Soft markers are fetal prenatal sonographic findings of microstructural abnormalities that are nonspecific, often transient, and differ from fetal malformations. In themselves they do not affect fetal development, although they may be detected in normal fetuses, but they may also be associated with fetal chromosomal abnormalities and are considered as risk factors for underlying fetal aneuploidy . The most widely examined soft markers are thickened nuchal fold, mild ventriculomegaly, choroid plexus cysts, enlarged cisterna magna, absent or hypoplastic nasal bone, echogenic intracardiac focus, aberrant right subclavian artery, echogenic bowel, mild hydronephrosis, single umbilical artery, and short femur length . Some of these findings can be used as additional ultrasonic indicators to evaluate the possibility of T18 . Soft markers were identified in three (3/12, 25.0%) fetuses in our study, including one case of choroid plexus cysts and two cases of single umbilical artery. These results suggest that soft makers should not be ignored, that they have a certain value for screening for T18, and that pregnant women should be advised to have prenatal eugenic counseling when a fetal soft marker is identified.

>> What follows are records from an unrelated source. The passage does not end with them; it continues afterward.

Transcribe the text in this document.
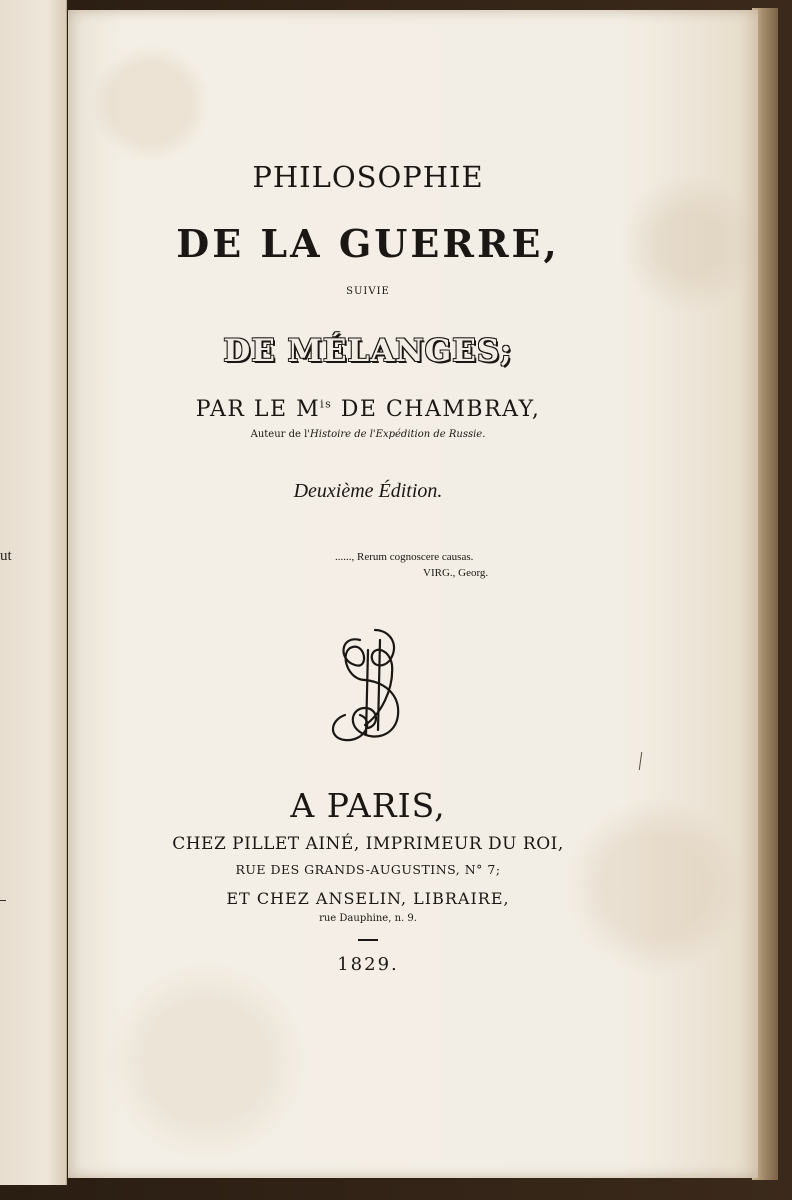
ut
PHILOSOPHIE
DE LA GUERRE,
SUIVIE
DE MÉLANGES;
PAR LE $M^{is}$ DE CHAMBRAY,
Auteur de l'Histoire de l'Expédition de Russie.
Deuxième Édition.
......, Rerum cognoscere causas.
VIRG., Georg.
A PARIS,
CHEZ PILLET AINÉ, IMPRIMEUR DU ROI,
RUE DES GRANDS-AUGUSTINS, N° 7;
ET CHEZ ANSELIN, LIBRAIRE,
rue Dauphine, n. 9.
1829.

Previous studies found a variety of structural abnormalities in T18 fetuses [13, 18, 23, 27], the non-disjunction of the chromosomes in the process of cell division in T18 fetuses may result in impacts on multiple systems . Among the 12 fetuses in our study, seven (7/12, 58.3%) showed multiple structural malformations, including three cases of two and three structural malformations, respectively, and one case of four structural malformations. Thus, when one structural malformation is detected in a fetus, attention should be paid to the exclusion of combined malformations. When multiple structural malformations are identified, the possibility of T18 should be carefully considered. In this study, the majority of multisite structural malformations were heart abnormalities combined with omphalocele, or heart abnormalities combined with limb abnormalities. We suggest that when these two types of combined malformations are found, the possibility of T18 should be carefully considered.